Saturday, March 8, 2014

Surname Saturday/Foster Family from Connecticut to Wolcott, NY Via Massachusetts

   
    
Find A Grave Photo
     My earliest known Foster family member is Joseph who was born in Connecticut in about 1760.  Joseph and his first wife Annis Eaton, were my 4th great-grandparents on Mom's side.  I haven't done much research on this family, but it seems like a good time to start.  One thing I've discovered about this line is they seemed to enjoy marrying their in-laws.  Which I guess isn't so bad, at least they weren't marrying blood relatives like that wacky Cleopatra and her brother/husband Ptolemy XIII.


    Joseph Foster's son Asahel was born in Massachusetts in about 1792 according to the 1870 census of Wolcott.  I found good evidence that Joseph was indeed the father of Asahel in the book, Landmarks of Wayne County, by George C. Cowles, where he specifically mentions, "Joseph Foster, father of Asahel...".  Another book, History of Wayne County, New York, says this of Joseph--"lived at Whiskey Hill and was the father of Asahel.  He also had a son Joseph Jr. who started a saw-mill".  I like it a lot when they spell things out for me!  By the way, Whiskey Hill Road still exists in Wolcott today, and yes, they did distill whiskey there, though I wasn't offered any when I drove down it last summer.

     Sometime around 1830, Asahel Foster married Hannah Southwick, and the two had a daughter, Lucinda, born in 1832.  Hannah died two years later, possibly giving birth to another child.  Little Lucinda passed away when she was only four years old in 1836, leaving Asahel with no family.  The odd thing, and genealogy is full of odd, contradictory clues, is that Lucinda's tombstone reads, "daughter of Asahel and Martha"???  Hannah did not die until 1834, so she must have been Lucinda's mother.  Asahel remarried after Hanna's death, this time to Martha Gregory.  So did Martha's name appear on the stone because she was Lucinda's stepmother, or are the dates on the stone wrong?

     I lean towards the first explanation because when Martha and Asahel began to have children they came pretty regularly beginning in 1839.  The seven years between 1832 and 1839 seem like a wide gulf between births, even accounting for a miscarriage or infant death.  Sometimes I wonder if I hallucinated Hannah Southwick Foster, but then I reassure myself by looking at her tombstone on Find A Grave, which clearly reads, "Hannah wife of Asahel Foster, died March 1, 1834".

    Asahel and Martha went on to have six children, one of whom, Clarissa Foster, was born about 1843.  Clarissa was my 2nd great grandmother and the wife of George E. Galloway, son of Russell Galloway who you've heard about pretty regularly here.  Clarissa's mother Martha Gregory died in 1883.  Her father Asahel died in 1885 at George and Clarissa's home.  Clarissa herself died two years later in 1887, leaving George and their three grown children.

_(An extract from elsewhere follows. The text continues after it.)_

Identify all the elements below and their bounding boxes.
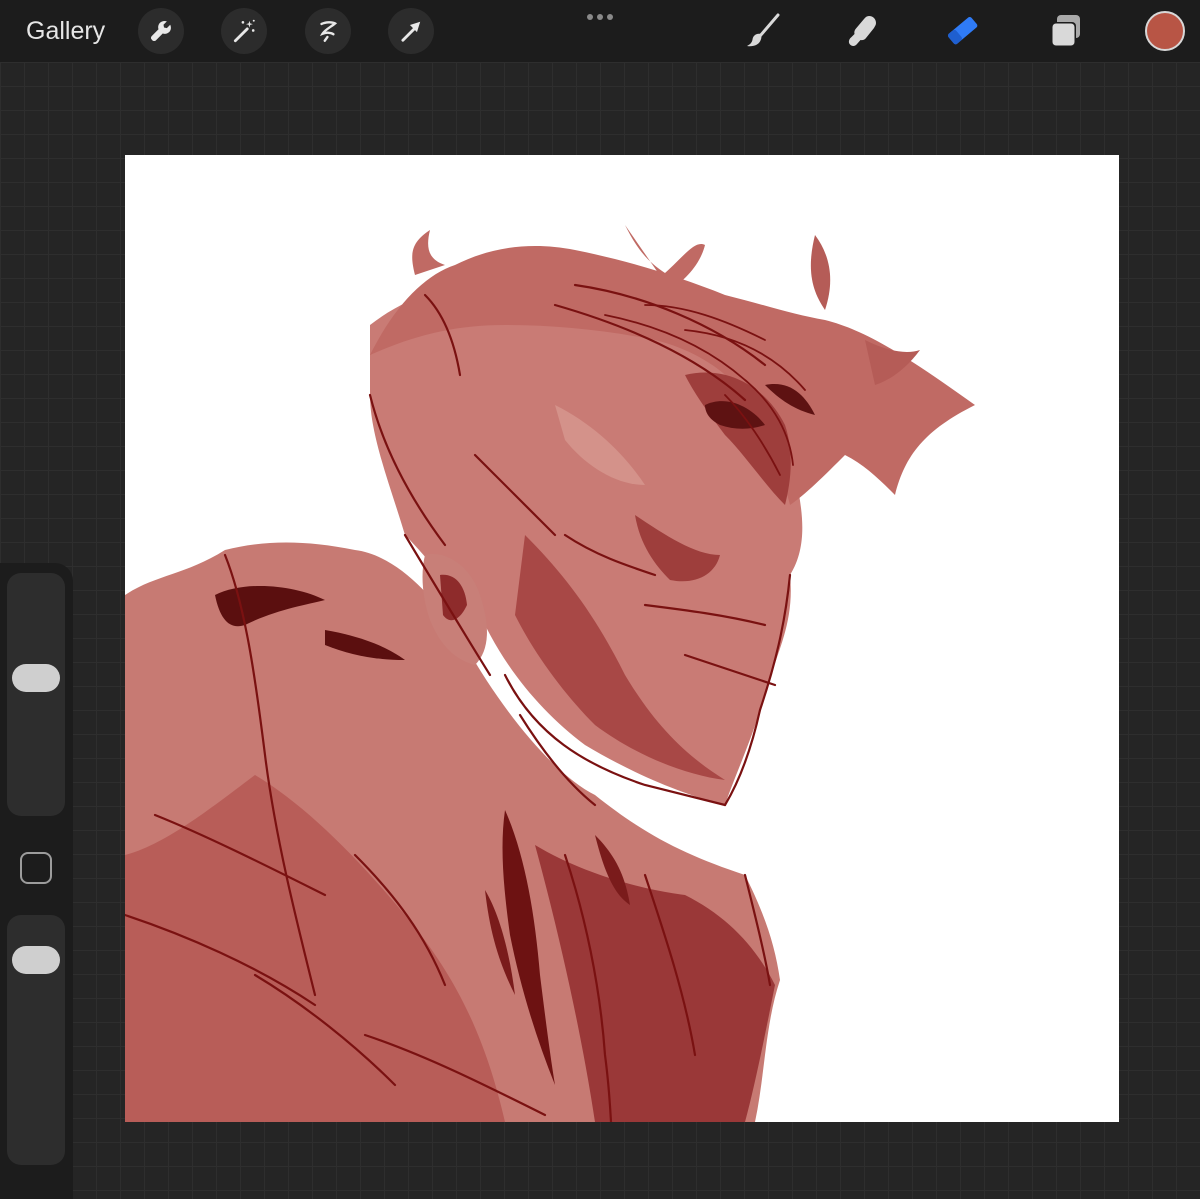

A year later, George married Matilda Mills.  Matilda passed in 1909, and George married yet again.  The new bride was none other than Harriet Foster, the widowed younger sister of his first wife Clarissa.  Harriet outlived George by six years, dying in 1930, her  obituary read, "The funeral of Mrs. George Galloway, 83, will be held Saturday from the home of  Mrs. Russell [C.] Galloway at Spring Green", (another road that still exists).  

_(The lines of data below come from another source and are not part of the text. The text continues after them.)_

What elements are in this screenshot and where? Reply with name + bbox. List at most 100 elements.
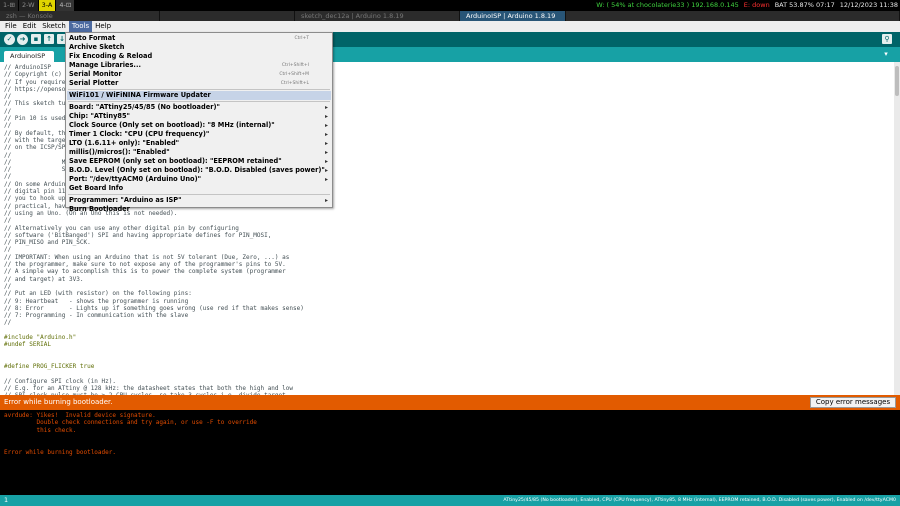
- copy-error-messages-button[interactable]: Copy error messages: [810, 397, 896, 408]
- battery-status: BAT 53.87% 07:17: [774, 1, 835, 9]
- code-line: // IMPORTANT: When using an Arduino that…: [4, 253, 290, 261]
- code-line: #undef SERIAL: [4, 341, 51, 349]
- window-tab-empty: [566, 11, 900, 21]
- code-line: #include "Arduino.h": [4, 333, 77, 341]
- menu-item-label: Serial Plotter: [69, 79, 119, 87]
- tools-menu-item-millis-micros-enabled[interactable]: millis()/micros(): "Enabled" ▸: [67, 148, 331, 157]
- menu-item-label: Fix Encoding & Reload: [69, 52, 153, 60]
- system-status: W: ( 54% at chocolaterie33 ) 192.168.0.1…: [596, 0, 898, 11]
- console-line: Double check connections and try again, …: [4, 419, 257, 427]
- menu-item-label: Chip: "ATtiny85": [69, 112, 130, 120]
- workspace-4[interactable]: 4-⊡: [56, 0, 75, 11]
- window-tab-arduinoisp[interactable]: ArduinoISP | Arduino 1.8.19: [460, 11, 566, 21]
- window-tabs: zsh — Konsole sketch_dec12a | Arduino 1.…: [0, 11, 900, 21]
- workspace-3[interactable]: 3-A: [38, 0, 56, 11]
- menu-item-label: Board: "ATtiny25/45/85 (No bootloader)": [69, 103, 220, 111]
- tools-menu-item-wifi101-wifinina-firmware-updater[interactable]: WiFi101 / WiFiNINA Firmware Updater: [67, 91, 331, 100]
- editor-scrollbar[interactable]: [894, 62, 900, 395]
- tools-menu-item-save-eeprom-only-set-on-bootload-eeprom-[interactable]: Save EEPROM (only set on bootload): "EEP…: [67, 157, 331, 166]
- board-info: ATtiny25/45/85 (No bootloader), Enabled,…: [503, 498, 896, 503]
- tools-menu-item-port-dev-ttyacm0-arduino-uno[interactable]: Port: "/dev/ttyACM0 (Arduino Uno)" ▸: [67, 175, 331, 184]
- code-line: //: [4, 246, 12, 254]
- open-button[interactable]: ↑: [44, 34, 54, 44]
- tools-menu-item-programmer-arduino-as-isp[interactable]: Programmer: "Arduino as ISP" ▸: [67, 196, 331, 205]
- menu-item-shortcut: Ctrl+Shift+I: [281, 63, 309, 68]
- tools-menu-item-board-attiny25-45-85-no-bootloader[interactable]: Board: "ATtiny25/45/85 (No bootloader)" ▸: [67, 103, 331, 112]
- menu-item-label: millis()/micros(): "Enabled": [69, 148, 170, 156]
- code-line: // Alternatively you can use any other d…: [4, 224, 239, 232]
- menu-item-label: Burn Bootloader: [69, 205, 130, 213]
- status-bar: Error while burning bootloader. Copy err…: [0, 395, 900, 410]
- arrow-right-icon: ➜: [19, 35, 26, 43]
- menu-item-shortcut: Ctrl+T: [294, 36, 309, 41]
- console-line: this check.: [4, 426, 77, 434]
- submenu-arrow-icon: ▸: [324, 113, 328, 120]
- workspace-1[interactable]: 1-⊞: [0, 0, 18, 11]
- tools-menu-item-archive-sketch[interactable]: Archive Sketch: [67, 43, 331, 52]
- tools-menu-item-lto-1-6-11-only-enabled[interactable]: LTO (1.6.11+ only): "Enabled" ▸: [67, 139, 331, 148]
- menu-item-label: Serial Monitor: [69, 70, 122, 78]
- tools-menu-item-clock-source-only-set-on-bootload-8-mhz-[interactable]: Clock Source (Only set on bootload): "8 …: [67, 121, 331, 130]
- tools-menu-item-auto-format[interactable]: Auto Format Ctrl+T: [67, 34, 331, 43]
- window-tab-spacer: [160, 11, 295, 21]
- code-line: // 7: Programming - In communication wit…: [4, 312, 189, 320]
- window-tab-konsole[interactable]: zsh — Konsole: [0, 11, 160, 21]
- tools-menu-item-serial-plotter[interactable]: Serial Plotter Ctrl+Shift+L: [67, 79, 331, 88]
- tools-menu-item-timer-1-clock-cpu-cpu-frequency[interactable]: Timer 1 Clock: "CPU (CPU frequency)" ▸: [67, 130, 331, 139]
- window-tab-sketch[interactable]: sketch_dec12a | Arduino 1.8.19: [295, 11, 460, 21]
- code-line: //: [4, 319, 12, 327]
- menu-item-label: Programmer: "Arduino as ISP": [69, 196, 182, 204]
- console-output[interactable]: avrdude: Yikes! Invalid device signature…: [0, 410, 900, 495]
- menu-item-label: Auto Format: [69, 34, 116, 42]
- tab-menu-button[interactable]: ▾: [881, 49, 891, 59]
- menu-edit[interactable]: Edit: [20, 21, 40, 32]
- submenu-arrow-icon: ▸: [324, 140, 328, 147]
- submenu-arrow-icon: ▸: [324, 122, 328, 129]
- tools-menu-item-chip-attiny85[interactable]: Chip: "ATtiny85" ▸: [67, 112, 331, 121]
- verify-button[interactable]: ✓: [4, 34, 15, 45]
- menu-item-shortcut: Ctrl+Shift+M: [279, 72, 309, 77]
- submenu-arrow-icon: ▸: [324, 149, 328, 156]
- code-line: // Configure SPI clock (in Hz).: [4, 377, 116, 385]
- submenu-arrow-icon: ▸: [324, 131, 328, 138]
- code-line: // 9: Heartbeat - shows the programmer i…: [4, 297, 189, 305]
- submenu-arrow-icon: ▸: [324, 197, 328, 204]
- serial-monitor-button[interactable]: ⚲: [882, 34, 892, 44]
- menu-item-label: Manage Libraries...: [69, 61, 141, 69]
- submenu-arrow-icon: ▸: [324, 104, 328, 111]
- menu-item-label: Port: "/dev/ttyACM0 (Arduino Uno)": [69, 175, 202, 183]
- menu-item-label: LTO (1.6.11+ only): "Enabled": [69, 139, 180, 147]
- code-line: // Put an LED (with resistor) on the fol…: [4, 290, 192, 298]
- upload-button[interactable]: ➜: [17, 34, 28, 45]
- menu-item-label: Clock Source (Only set on bootload): "8 …: [69, 121, 275, 129]
- tools-menu-item-manage-libraries[interactable]: Manage Libraries... Ctrl+Shift+I: [67, 61, 331, 70]
- tools-menu-item-fix-encoding-reload[interactable]: Fix Encoding & Reload: [67, 52, 331, 61]
- new-button[interactable]: ▪: [31, 34, 41, 44]
- tools-menu-item-get-board-info[interactable]: Get Board Info: [67, 184, 331, 193]
- menu-file[interactable]: File: [2, 21, 20, 32]
- workspace-2[interactable]: 2-W: [18, 0, 38, 11]
- menu-help[interactable]: Help: [92, 21, 114, 32]
- tools-menu-item-b-o-d-level-only-set-on-bootload-b-o-d-d[interactable]: B.O.D. Level (Only set on bootload): "B.…: [67, 166, 331, 175]
- bottom-status-bar: 1 ATtiny25/45/85 (No bootloader), Enable…: [0, 495, 900, 506]
- submenu-arrow-icon: ▸: [324, 176, 328, 183]
- menu-item-label: Archive Sketch: [69, 43, 125, 51]
- submenu-arrow-icon: ▸: [324, 167, 328, 174]
- tools-menu-item-serial-monitor[interactable]: Serial Monitor Ctrl+Shift+M: [67, 70, 331, 79]
- editor-scrollbar-thumb[interactable]: [895, 66, 899, 96]
- code-line: // PIN_MISO and PIN_SCK.: [4, 239, 91, 247]
- code-line: // E.g. for an ATtiny @ 128 kHz: the dat…: [4, 385, 293, 393]
- menu-separator: [68, 101, 330, 102]
- i3-status-bar: 1-⊞ 2-W 3-A 4-⊡ W: ( 54% at chocolaterie…: [0, 0, 900, 11]
- code-line: // the programmer, make sure to not expo…: [4, 261, 286, 269]
- console-text: avrdude: Yikes! Invalid device signature…: [4, 412, 257, 456]
- menu-tools[interactable]: Tools: [68, 21, 93, 32]
- open-icon: ↑: [46, 35, 52, 43]
- menu-sketch[interactable]: Sketch: [39, 21, 69, 32]
- tab-arduinoisp[interactable]: ArduinoISP: [4, 51, 54, 62]
- tools-menu-item-burn-bootloader[interactable]: Burn Bootloader: [67, 205, 331, 214]
- tools-dropdown-menu: Auto Format Ctrl+T Archive Sketch Fix Encod…: [65, 32, 333, 213]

     Mrs. Russell C. Galloway was Harriet Foster's step daughter in law, and also her niece by virtue of her, (Mrs. Russel C), marriage to Harriet Foster's nephew and stepson Russell Carlton Galloway, the son of her late sister Clarissa.  Confusing huh?  It gets worse, Russell Galloway the elder was married to a woman named Hattie, and Russell C. Galloway's wife was also a Hattie.  It took me awhile to figure out there were actually two couples named Russell and Hattie Galloway, along with a George and Hattie Galloway!  All lived in the same area, though luckily for researchers like myself, they were of different generations.  Thanks for small mercies!